Oklahoma will have one of the least-hyped preseasons in recent Sooners history, but still have a deeper talent pool than most of the Big 12. Let's have a closer look.
Other best- and worst-case scenarios.
NORMAN, Okla. -- Make it nine.
Bob Stoops' 15th season wasn't easy, but it ended with a ninth Big 12 title and another trip to the BCS.
A trio of home games to open the season provided little resistance for the red-hot Sooners, who rolled over Louisiana-Monroe, West Virginia and Tulsa before taking a week off to prep for Notre Dame.
It worked. Oklahoma picked off Tommy Rees three times -- twice in the red zone -- and left South Bend 4-0 after a 21-17 win.
Wins over TCU and Texas sent the Sooners to 6-0 and a top-5 ranking, impressing voters with a three-touchdown beating of the Longhorns in Dallas. National title talk naturally surfaced with major speed bumps out of the way and four of Oklahoma's wins falling in the "quality" category. The Sooners survived a scare against Texas Tech at home with a late touchdown pass from Blake Bell, who rushed for 704 yards and threw for 3,200 yards, accounting for 37 touchdowns on the season.

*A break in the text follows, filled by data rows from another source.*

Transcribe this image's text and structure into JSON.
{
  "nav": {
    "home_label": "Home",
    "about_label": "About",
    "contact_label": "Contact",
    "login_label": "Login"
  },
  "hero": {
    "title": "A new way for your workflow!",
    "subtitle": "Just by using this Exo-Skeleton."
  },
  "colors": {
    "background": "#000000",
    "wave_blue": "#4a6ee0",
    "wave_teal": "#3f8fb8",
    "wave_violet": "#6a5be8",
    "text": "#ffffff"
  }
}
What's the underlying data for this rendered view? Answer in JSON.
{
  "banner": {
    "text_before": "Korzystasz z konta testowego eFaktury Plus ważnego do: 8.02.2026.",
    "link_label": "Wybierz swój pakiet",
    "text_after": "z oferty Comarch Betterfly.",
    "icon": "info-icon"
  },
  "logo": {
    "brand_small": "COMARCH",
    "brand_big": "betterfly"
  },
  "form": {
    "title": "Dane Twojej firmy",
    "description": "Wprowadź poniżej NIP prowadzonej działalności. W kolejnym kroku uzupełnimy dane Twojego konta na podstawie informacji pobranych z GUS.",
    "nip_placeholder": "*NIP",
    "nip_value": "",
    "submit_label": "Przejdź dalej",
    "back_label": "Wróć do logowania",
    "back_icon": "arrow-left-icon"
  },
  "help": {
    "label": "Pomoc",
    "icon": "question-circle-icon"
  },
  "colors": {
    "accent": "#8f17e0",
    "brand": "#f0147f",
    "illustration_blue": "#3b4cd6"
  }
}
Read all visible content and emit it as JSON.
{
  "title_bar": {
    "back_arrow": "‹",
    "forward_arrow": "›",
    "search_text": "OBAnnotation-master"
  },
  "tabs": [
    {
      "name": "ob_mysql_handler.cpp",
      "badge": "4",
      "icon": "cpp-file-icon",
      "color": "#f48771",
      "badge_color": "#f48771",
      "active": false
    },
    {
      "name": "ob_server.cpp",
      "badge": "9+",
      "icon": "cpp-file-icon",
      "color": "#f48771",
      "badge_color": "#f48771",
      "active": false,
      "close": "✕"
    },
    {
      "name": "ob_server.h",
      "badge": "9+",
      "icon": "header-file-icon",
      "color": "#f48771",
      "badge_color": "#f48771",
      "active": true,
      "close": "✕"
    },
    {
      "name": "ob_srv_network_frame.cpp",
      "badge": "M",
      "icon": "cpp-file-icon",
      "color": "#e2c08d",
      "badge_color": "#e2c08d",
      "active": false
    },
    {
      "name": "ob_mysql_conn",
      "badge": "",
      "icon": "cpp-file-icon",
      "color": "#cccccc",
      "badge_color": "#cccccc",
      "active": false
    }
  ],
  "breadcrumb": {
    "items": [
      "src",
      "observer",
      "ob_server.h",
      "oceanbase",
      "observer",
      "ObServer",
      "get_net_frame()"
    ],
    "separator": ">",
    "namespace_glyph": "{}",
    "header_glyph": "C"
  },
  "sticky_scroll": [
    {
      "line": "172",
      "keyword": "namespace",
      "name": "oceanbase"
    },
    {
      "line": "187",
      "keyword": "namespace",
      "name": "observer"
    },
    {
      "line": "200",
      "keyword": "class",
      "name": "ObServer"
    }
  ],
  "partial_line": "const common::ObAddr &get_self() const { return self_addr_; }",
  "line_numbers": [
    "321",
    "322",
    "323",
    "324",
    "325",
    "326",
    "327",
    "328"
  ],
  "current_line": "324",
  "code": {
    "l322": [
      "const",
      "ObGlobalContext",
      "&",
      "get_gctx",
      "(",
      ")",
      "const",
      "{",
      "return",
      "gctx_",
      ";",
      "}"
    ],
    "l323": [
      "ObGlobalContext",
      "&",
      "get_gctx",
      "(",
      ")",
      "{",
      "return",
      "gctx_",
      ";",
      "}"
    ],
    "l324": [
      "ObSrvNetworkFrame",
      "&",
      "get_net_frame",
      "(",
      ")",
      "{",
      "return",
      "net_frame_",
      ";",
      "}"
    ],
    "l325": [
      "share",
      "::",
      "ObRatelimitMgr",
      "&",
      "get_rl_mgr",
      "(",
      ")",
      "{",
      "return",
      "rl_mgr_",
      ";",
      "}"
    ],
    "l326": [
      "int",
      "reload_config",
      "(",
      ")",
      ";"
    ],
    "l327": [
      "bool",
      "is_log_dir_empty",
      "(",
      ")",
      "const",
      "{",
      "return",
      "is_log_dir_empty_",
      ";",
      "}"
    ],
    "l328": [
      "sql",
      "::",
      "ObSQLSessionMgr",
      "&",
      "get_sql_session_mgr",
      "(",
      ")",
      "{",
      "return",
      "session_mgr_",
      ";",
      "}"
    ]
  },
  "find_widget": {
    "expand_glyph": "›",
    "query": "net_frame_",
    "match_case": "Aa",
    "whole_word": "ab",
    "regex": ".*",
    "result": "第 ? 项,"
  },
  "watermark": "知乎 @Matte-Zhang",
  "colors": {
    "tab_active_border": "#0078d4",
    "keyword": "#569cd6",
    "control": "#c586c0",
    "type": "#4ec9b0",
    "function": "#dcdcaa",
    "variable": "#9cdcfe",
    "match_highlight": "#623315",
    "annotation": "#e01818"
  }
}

Oklahoma got another week off, but traveled to Waco as the nation's No. 2 team for a hyped Thursday night game. Oops, the Bears did it again. Another national audience, another monumental upset, popping the Sooners' national title balloon but still allowing them to control their destiny on the way to the Big 12 title and a BCS bid. OU bounced back with a 30-point home win against Iowa State and survived a scare against a relentless Kansas State team, whose game-winning touchdown run was erased by a holding penalty.
Thanksgiving Week off served the Sooners well, who looked fresh in Stillwater on Championship Week, once again meeting with the Big 12 title on the line. Just like 2010, an offensive shootout went the way of the Sooners with two fourth-quarter touchdown passes longer than 40 yards from Bell, who earned a spot in Sooner lore with the legendary performance with another title on the line. There's no national title appearance in the cards for OU, but it beat both of its chief rivals for the second consecutive season, earning one final trip to the Fiesta Bowl in the Big 12's last year of affiliation with the game.
Final record: 11-1
NORMAN, Okla. -- The warning signs were there when Oklahoma needed some fourth-quarter heroics to beat West Virginia and trailed in the second half of games against Tulsa and Louisiana-Monroe before securing double-digit victories in both.
Notre Dame finally exposed Oklahoma's offense and defense with a dominant 34-13 win in South Bend. Blake Bell struggled with decision-making and accuracy all season long, and TCU's defense exploited both in a 27-17 win. Losing to Texas in any way is bad enough, but doing so while the Longhorns throw eight passes is even worse. Texas' offensive line dominated the Sooners' young front four in a Red River the Sooners would love to forget, sending them to 3-3 at the season's midpoint.
Oklahoma bounced back with a 34-21 win over Kansas the next week and played its best game of the year in a win over Texas Tech a week later, but the same issues stopping the run were too much for the Sooners in an ugly road loss to Baylor. The offense clearly showed progress in that game and it was enough to earn them wins over Iowa State and Kansas State, but Oklahoma State brought the Sooners' regular season to a merciful end. At no point did they look like a Big 12 contender, middling for most of the season and equaling Bob Stoops' worst two in Norman -- 1999 and 2009. That buys Oklahoma a ticket to the Holiday Bowl.